In October, Teck Resources Ltd. TECK-A-T sold its stake in the Fort Hills oil sands project to Suncor Energy Inc. SU-T for $1-billion, saying it wants to concentrate instead on extracting metals used in the energy transition. Don Lindsay, who stepped down as CEO last Sept. 30, had previously lamented that the oil sands exposure prevented some institutions from owning Teck stock.

It’s all part of a wider trend of ESG playing an expanding role in the mergers and acquisitions world. Pension funds, asset managers and foundations are increasingly demanding companies they trust with their capital help them achieve their own targets on climate change as well as worker safety, work force diversity, labour policies and other issues.

This can result in companies jettisoning assets that fail to make the grade on those fronts and may be hindering their access to capital. It can also vault potential acquisition targets that help achieve sustainability goals to the top of their wish lists.

In the case of TotalEnergies, the company’s first choice is a public listing, as Mr. Pouyanné sees a very limited field of potential buyers. Indeed, it’s highly unlikely a company not already involved in the oil sands and familiar with the inherent climate risks would have any interest in jumping in with a multibillion-dollar offer.

Only six established oil sands players have signed onto the Pathways Alliance, an industry organization that aims to cut CO2 emissions from operations by installing carbon capture projects.

Still, a sale to one of those players, such as Suncor – TotalEnergies’s remaining partner in Fort Hills – would not be out of the question at the right price.

In an outlook on themes that could dominate ESG conversations in 2023, National Bank Financial analyst Baltej Sidhu highlighted corporate M&A as a big one, even in the face of a backlash that ESG investing has faced over the past year, especially in U.S. political circles.

Even so, ESG is playing a bigger role in the due diligence process for deal-making, and ESG-related risks are being weighed much earlier in transaction processes, Mr. Sidhu said. In addition, multinational companies and those in heavy-emitting industries such as oil and gas are most likely prioritize such factors in M&A discussions.

Some of the aspects being scrutinized are whether an acquisition will bolster or weaken a buyer’s ESG strategy, what the impact of social ills or greenhouse gas emissions within a target’s supply chain will be and whether a target has been accused of greenwashing – making false or exaggerated environmental claims.

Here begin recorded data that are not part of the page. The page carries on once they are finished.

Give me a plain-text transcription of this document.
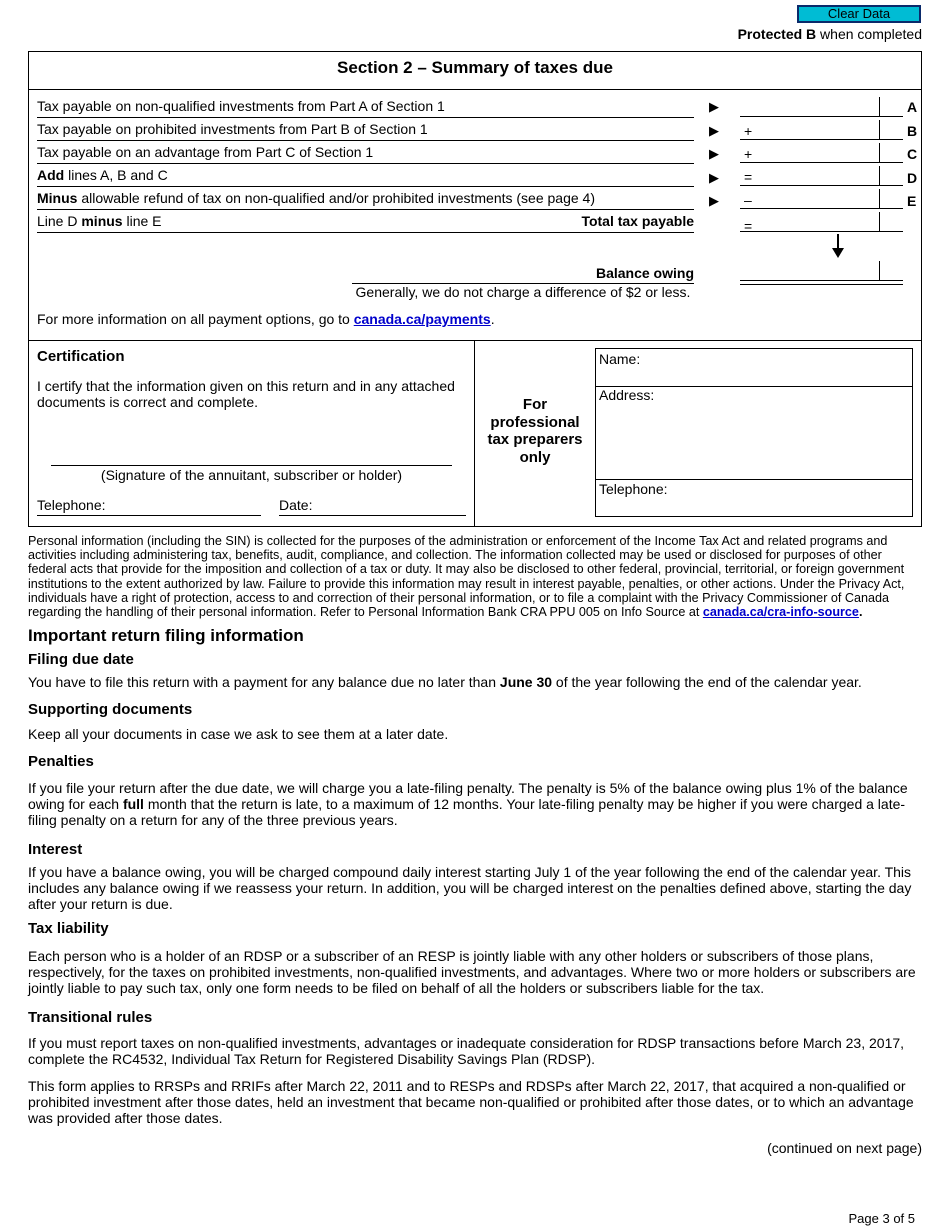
Clear Data
Protected B when completed
Section 2 – Summary of taxes due
Tax payable on non-qualified investments from Part A of Section 1	▶	A
Tax payable on prohibited investments from Part B of Section 1	▶ +	B
Tax payable on an advantage from Part C of Section 1	▶ +	C
Add lines A, B and C	▶ =	D
Minus allowable refund of tax on non-qualified and/or prohibited investments (see page 4)	▶ –	E
Line D minus line E	Total tax payable	=
Balance owing
Generally, we do not charge a difference of $2 or less.
For more information on all payment options, go to canada.ca/payments.
Certification
I certify that the information given on this return and in any attached documents is correct and complete.
(Signature of the annuitant, subscriber or holder)
Telephone:	Date:
For professional tax preparers only
Name:
Address:
Telephone:
Personal information (including the SIN) is collected for the purposes of the administration or enforcement of the Income Tax Act and related programs and activities including administering tax, benefits, audit, compliance, and collection. The information collected may be used or disclosed for purposes of other federal acts that provide for the imposition and collection of a tax or duty. It may also be disclosed to other federal, provincial, territorial, or foreign government institutions to the extent authorized by law. Failure to provide this information may result in interest payable, penalties, or other actions. Under the Privacy Act, individuals have a right of protection, access to and correction of their personal information, or to file a complaint with the Privacy Commissioner of Canada regarding the handling of their personal information. Refer to Personal Information Bank CRA PPU 005 on Info Source at canada.ca/cra-info-source.
Important return filing information
Filing due date
You have to file this return with a payment for any balance due no later than June 30 of the year following the end of the calendar year.
Supporting documents
Keep all your documents in case we ask to see them at a later date.
Penalties
If you file your return after the due date, we will charge you a late-filing penalty. The penalty is 5% of the balance owing plus 1% of the balance owing for each full month that the return is late, to a maximum of 12 months. Your late-filing penalty may be higher if you were charged a late-filing penalty on a return for any of the three previous years.
Interest
If you have a balance owing, you will be charged compound daily interest starting July 1 of the year following the end of the calendar year. This includes any balance owing if we reassess your return. In addition, you will be charged interest on the penalties defined above, starting the day after your return is due.
Tax liability
Each person who is a holder of an RDSP or a subscriber of an RESP is jointly liable with any other holders or subscribers of those plans, respectively, for the taxes on prohibited investments, non-qualified investments, and advantages. Where two or more holders or subscribers are jointly liable to pay such tax, only one form needs to be filed on behalf of all the holders or subscribers liable for the tax.
Transitional rules
If you must report taxes on non-qualified investments, advantages or inadequate consideration for RDSP transactions before March 23, 2017, complete the RC4532, Individual Tax Return for Registered Disability Savings Plan (RDSP).
This form applies to RRSPs and RRIFs after March 22, 2011 and to RESPs and RDSPs after March 22, 2017, that acquired a non-qualified or prohibited investment after those dates, held an investment that became non-qualified or prohibited after those dates, or to which an advantage was provided after those dates.
(continued on next page)
Page 3 of 5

In a 2022 survey of global deal-makers, the accounting firm KPMG found that more than two-thirds of respondents said they were willing to pay a premium for companies with “a high level of ESG maturities in areas that align with their ESG priorities.” Half said that uptick would be between 1 and 5 per cent, and one in five said the premium could top 5 per cent.

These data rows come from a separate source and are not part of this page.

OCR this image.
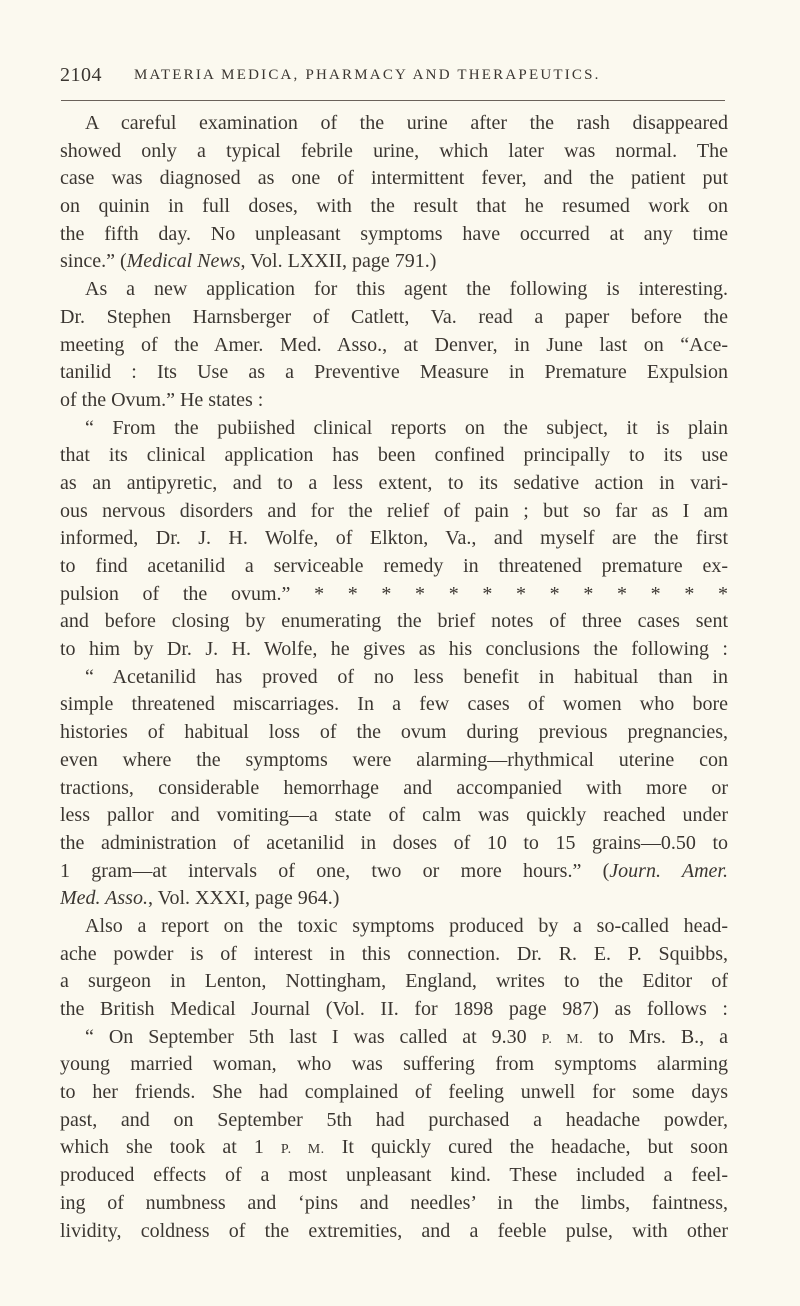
2104 MATERIA MEDICA, PHARMACY AND THERAPEUTICS.
A careful examination of the urine after the rash disappeared
showed only a typical febrile urine, which later was normal. The
case was diagnosed as one of intermittent fever, and the patient put
on quinin in full doses, with the result that he resumed work on
the fifth day. No unpleasant symptoms have occurred at any time
since.” (Medical News, Vol. LXXII, page 791.)
As a new application for this agent the following is interesting.
Dr. Stephen Harnsberger of Catlett, Va. read a paper before the
meeting of the Amer. Med. Asso., at Denver, in June last on “Ace-
tanilid : Its Use as a Preventive Measure in Premature Expulsion
of the Ovum.” He states :
“ From the pubiished clinical reports on the subject, it is plain
that its clinical application has been confined principally to its use
as an antipyretic, and to a less extent, to its sedative action in vari-
ous nervous disorders and for the relief of pain ; but so far as I am
informed, Dr. J. H. Wolfe, of Elkton, Va., and myself are the first
to find acetanilid a serviceable remedy in threatened premature ex-
pulsion of the ovum.” * * * * * * * * * * * * *
and before closing by enumerating the brief notes of three cases sent
to him by Dr. J. H. Wolfe, he gives as his conclusions the following :
“ Acetanilid has proved of no less benefit in habitual than in
simple threatened miscarriages. In a few cases of women who bore
histories of habitual loss of the ovum during previous pregnancies,
even where the symptoms were alarming—rhythmical uterine con
tractions, considerable hemorrhage and accompanied with more or
less pallor and vomiting—a state of calm was quickly reached under
the administration of acetanilid in doses of 10 to 15 grains—0.50 to
1 gram—at intervals of one, two or more hours.” (Journ. Amer.
Med. Asso., Vol. XXXI, page 964.)
Also a report on the toxic symptoms produced by a so-called head-
ache powder is of interest in this connection. Dr. R. E. P. Squibbs,
a surgeon in Lenton, Nottingham, England, writes to the Editor of
the British Medical Journal (Vol. II. for 1898 page 987) as follows :
“ On September 5th last I was called at 9.30 P. M. to Mrs. B., a
young married woman, who was suffering from symptoms alarming
to her friends. She had complained of feeling unwell for some days
past, and on September 5th had purchased a headache powder,
which she took at 1 P. M. It quickly cured the headache, but soon
produced effects of a most unpleasant kind. These included a feel-
ing of numbness and ‘pins and needles’ in the limbs, faintness,
lividity, coldness of the extremities, and a feeble pulse, with other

Jurisdictions with stringent regulations for emissions and climate-risk disclosure, notably the European Union and soon the United States, will see the most ESG-driven takeover action, Mr. Sidhu said in an interview.

ESG investing is already changing the face of the energy industry. Last last year, oil major BP PLC BP-N bought U.S.-based biogas producer Archaea Energy Inc. for US$4.1-billion. Shell PLC RYDAF made its own push into renewable natural gas, buying Danish-based Nature Energy for US$2-billion. RWE Energy, Germany’s largest power producer, bought Consolidated Edison Inc.’s U.S. renewable power business for US$6.8-billion.

Companies that have set short-term and long-term emissions reduction goals will be driven to M&A markets when it becomes clear they won’t be able to achieve them with their current slate of assets and investment plans, he said.

“In the end, it’s all devised as long-term value creation and reducing the risk profile.”